Intellectual Honesty from the WSJ Editorial Pages

I've never seen it. Here is the latest example:

The next time Democratic leaders lament the decline of American industry, please refer them to the current Congressional brawl over auto fuel-efficiency standards. Nancy Pelosi, Harry Reid and most of their colleagues are siding with upscale environmental lobbies over American carmakers and workers. Call it their Drive-a-Toyota Act... The United Auto Workers warned that even a small mileage increase could cost more than 65,000 jobs.

Yes, that's the Journal, looking out for their old friends, the UAW. It continues:

Detroit has made its share of mistakes, but refusing to compete with smaller, more fuel-efficient cars isn't one of them. GM tried and failed with its Saturn project.

First off, I don't believe the Saturn project was designed to compete with smaller, more fuel-efficient cars primarily but was a way for GM to try to induce more people to buy their cars while cutting out their dealer network (remember "No haggle pricing"?). Second, Saturn didn't succeed because they made shitty cars. The Ion was widely criticized for it's huge gaps in the body panels, its cheap feel and lackluster performance. GM had a chance to revive the brand with a re-badged Opel mid-sized sedan, but it introduced it as a Cadillac instead. It sold barely at all as a Cadillac, but as a Cadillac it looks like what a Saturn should look like. Finally, Saturn was a risky bet anyway. GM was trying to, essentially, create a new car company and it failed.

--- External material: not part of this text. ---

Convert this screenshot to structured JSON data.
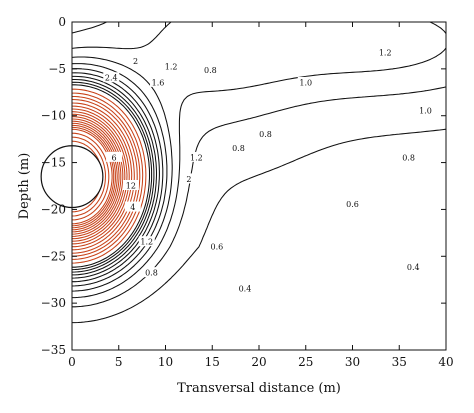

Here's the rest of that paragraph:

And one reason for that failure is that the main competitive reality facing Detroit for a generation has been the burden of its worker pension and health care costs. The consensus is that those costs add about $1,500 per vehicle compared to Japanese or Korean competitors. The best way to recoup those costs is by making larger vehicles that earn more profit per sale than smaller cars do. Making trucks (protected by a 25% U.S. tariff) and SUVs was entirely rational, and failing to do so would have meant more financial trouble earlier.

Here the WSJ appears to be on the side of tariffs. Pro-union and pro-tariff, from the WSJ? Something's afoot.

Of course there are other ways to extract more value out of a vehicle other than to hide behind tariffs and make 'em bigger. You could, of course, provide a vehicle that would command a premium in the marketplace. By being out in front of R&D rather than continually riding yesterday's wave. You'd think the US auto makers would have learned something from the 70's.

And finally, there's this:

If Mr. Reid truly cared about cutting gas consumption, he and his party would increase the gas tax. But voters are already steamed about $3-a-gallon gas, and Mr. Reid's commitment to lower carbon consumption doesn't go as far as the personal sacrifice of losing Democratic Senate seats.

Imagine, just imagine the response from the right (including, I presume, the WSJ editorial pages) should Reid even think about raising gas taxes.

The WSJ is a great paper with a breathtaking bad editorial section. They should be embarrassed by columns like this one.